Putin awards journalist killed in Ukrainian shelling the Order of Courage
Russian journalist Rostislav Zhuravlev, who worked for the RIA Novosti news agency and was killed in Ukrainian shelling last week, has been awarded one of the country’s top merits, the Order of Courage. A presidential decree announcing the posthumous award was published on Thursday.
Three other reporters injured in the same attack were awarded state recognition as well. The decorated reporters are Konstantin Mikhalchevsky, a photojournalist with Rossiya Segodnya, as well as Roman Polshakov and Dmitry Shikov, respectively a reporter and a video operator with the Izvestia newspaper.

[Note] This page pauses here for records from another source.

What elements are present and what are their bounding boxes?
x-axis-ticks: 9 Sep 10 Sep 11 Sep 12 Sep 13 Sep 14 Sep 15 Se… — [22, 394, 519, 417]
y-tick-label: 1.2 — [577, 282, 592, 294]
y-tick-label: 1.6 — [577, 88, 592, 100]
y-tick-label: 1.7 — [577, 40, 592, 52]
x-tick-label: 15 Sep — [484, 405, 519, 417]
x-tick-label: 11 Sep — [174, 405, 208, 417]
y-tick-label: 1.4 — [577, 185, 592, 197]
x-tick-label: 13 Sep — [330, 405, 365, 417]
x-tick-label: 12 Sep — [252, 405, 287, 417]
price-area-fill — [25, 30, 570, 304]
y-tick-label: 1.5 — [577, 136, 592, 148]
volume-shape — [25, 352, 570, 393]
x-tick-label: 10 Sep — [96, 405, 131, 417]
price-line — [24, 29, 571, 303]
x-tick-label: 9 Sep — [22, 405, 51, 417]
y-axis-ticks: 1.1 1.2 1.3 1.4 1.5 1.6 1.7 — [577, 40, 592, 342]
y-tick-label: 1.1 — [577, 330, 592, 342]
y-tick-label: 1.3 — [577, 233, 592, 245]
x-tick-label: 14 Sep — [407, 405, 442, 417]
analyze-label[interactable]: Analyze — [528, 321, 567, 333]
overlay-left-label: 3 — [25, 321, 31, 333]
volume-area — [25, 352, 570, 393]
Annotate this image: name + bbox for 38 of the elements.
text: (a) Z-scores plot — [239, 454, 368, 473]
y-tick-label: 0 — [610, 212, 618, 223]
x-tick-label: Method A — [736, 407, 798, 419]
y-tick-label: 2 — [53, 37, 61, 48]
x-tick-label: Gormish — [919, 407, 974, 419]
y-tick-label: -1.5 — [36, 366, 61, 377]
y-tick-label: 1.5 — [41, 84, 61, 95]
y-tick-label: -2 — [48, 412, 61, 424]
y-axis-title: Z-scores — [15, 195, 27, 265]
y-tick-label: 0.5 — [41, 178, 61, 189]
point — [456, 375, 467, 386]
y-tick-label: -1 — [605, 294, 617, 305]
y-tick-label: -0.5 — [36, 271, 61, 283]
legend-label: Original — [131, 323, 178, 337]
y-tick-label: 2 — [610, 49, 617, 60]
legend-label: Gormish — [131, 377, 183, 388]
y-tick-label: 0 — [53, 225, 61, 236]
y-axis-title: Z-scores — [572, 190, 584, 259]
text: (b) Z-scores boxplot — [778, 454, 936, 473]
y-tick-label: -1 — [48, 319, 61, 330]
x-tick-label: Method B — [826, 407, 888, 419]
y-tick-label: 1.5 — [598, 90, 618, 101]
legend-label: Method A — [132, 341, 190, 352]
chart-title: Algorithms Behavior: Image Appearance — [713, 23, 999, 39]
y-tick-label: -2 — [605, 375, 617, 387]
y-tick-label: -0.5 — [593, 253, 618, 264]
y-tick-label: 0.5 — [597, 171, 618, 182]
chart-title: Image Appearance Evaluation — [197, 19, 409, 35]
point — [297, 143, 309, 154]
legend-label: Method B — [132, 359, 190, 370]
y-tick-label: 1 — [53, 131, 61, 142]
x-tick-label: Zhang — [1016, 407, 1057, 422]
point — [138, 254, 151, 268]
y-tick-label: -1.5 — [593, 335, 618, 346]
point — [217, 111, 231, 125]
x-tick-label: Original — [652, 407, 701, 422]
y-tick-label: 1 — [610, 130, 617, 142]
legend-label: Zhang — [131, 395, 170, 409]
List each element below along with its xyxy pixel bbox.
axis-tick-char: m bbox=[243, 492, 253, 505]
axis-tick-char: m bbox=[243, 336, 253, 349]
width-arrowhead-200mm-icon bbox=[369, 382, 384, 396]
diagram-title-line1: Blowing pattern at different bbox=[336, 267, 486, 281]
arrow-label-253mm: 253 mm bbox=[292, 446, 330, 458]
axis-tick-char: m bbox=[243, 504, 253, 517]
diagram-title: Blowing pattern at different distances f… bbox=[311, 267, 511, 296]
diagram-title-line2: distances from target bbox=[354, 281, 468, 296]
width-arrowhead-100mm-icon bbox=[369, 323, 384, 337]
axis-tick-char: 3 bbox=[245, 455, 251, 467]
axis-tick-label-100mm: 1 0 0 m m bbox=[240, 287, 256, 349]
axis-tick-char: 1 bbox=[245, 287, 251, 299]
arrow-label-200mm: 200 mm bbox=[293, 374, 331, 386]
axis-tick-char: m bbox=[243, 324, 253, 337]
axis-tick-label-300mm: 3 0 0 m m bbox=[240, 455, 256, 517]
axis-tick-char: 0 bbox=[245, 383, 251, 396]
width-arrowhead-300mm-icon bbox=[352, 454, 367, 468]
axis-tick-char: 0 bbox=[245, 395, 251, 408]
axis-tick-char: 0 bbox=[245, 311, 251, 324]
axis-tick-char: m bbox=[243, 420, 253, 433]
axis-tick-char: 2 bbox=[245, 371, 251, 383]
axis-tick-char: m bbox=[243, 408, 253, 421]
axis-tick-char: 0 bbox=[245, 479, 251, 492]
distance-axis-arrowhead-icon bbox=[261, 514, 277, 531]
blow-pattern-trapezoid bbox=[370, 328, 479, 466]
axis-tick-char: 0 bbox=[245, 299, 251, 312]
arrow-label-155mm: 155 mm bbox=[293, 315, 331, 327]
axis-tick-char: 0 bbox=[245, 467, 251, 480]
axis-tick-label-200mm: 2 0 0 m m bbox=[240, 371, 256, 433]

President Putin commended the reporters for their “valor and courage, demonstrated in line with their professional duty,” the decree reads.
A vehicle carrying the journalists came under Ukrainian artillery shelling last Saturday near the village of Pyatikhatki in Zaporozhye Region. Over the past month, the area has seen intense fighting between Russian and Ukrainian forces after Kiev launched its long-heralded counteroffensive push in early June.
The wounded journalists were rushed to field hospitals set up by the Russian military, but Zhuravlev succumbed to his injuries during the evacuation effort, the Russian military said after the incident. The news crews arrived in the area “to prepare reports on the shelling of settlements in Zaporozhye Region with cluster munitions by the Ukrainian Armed Forces,” the military noted.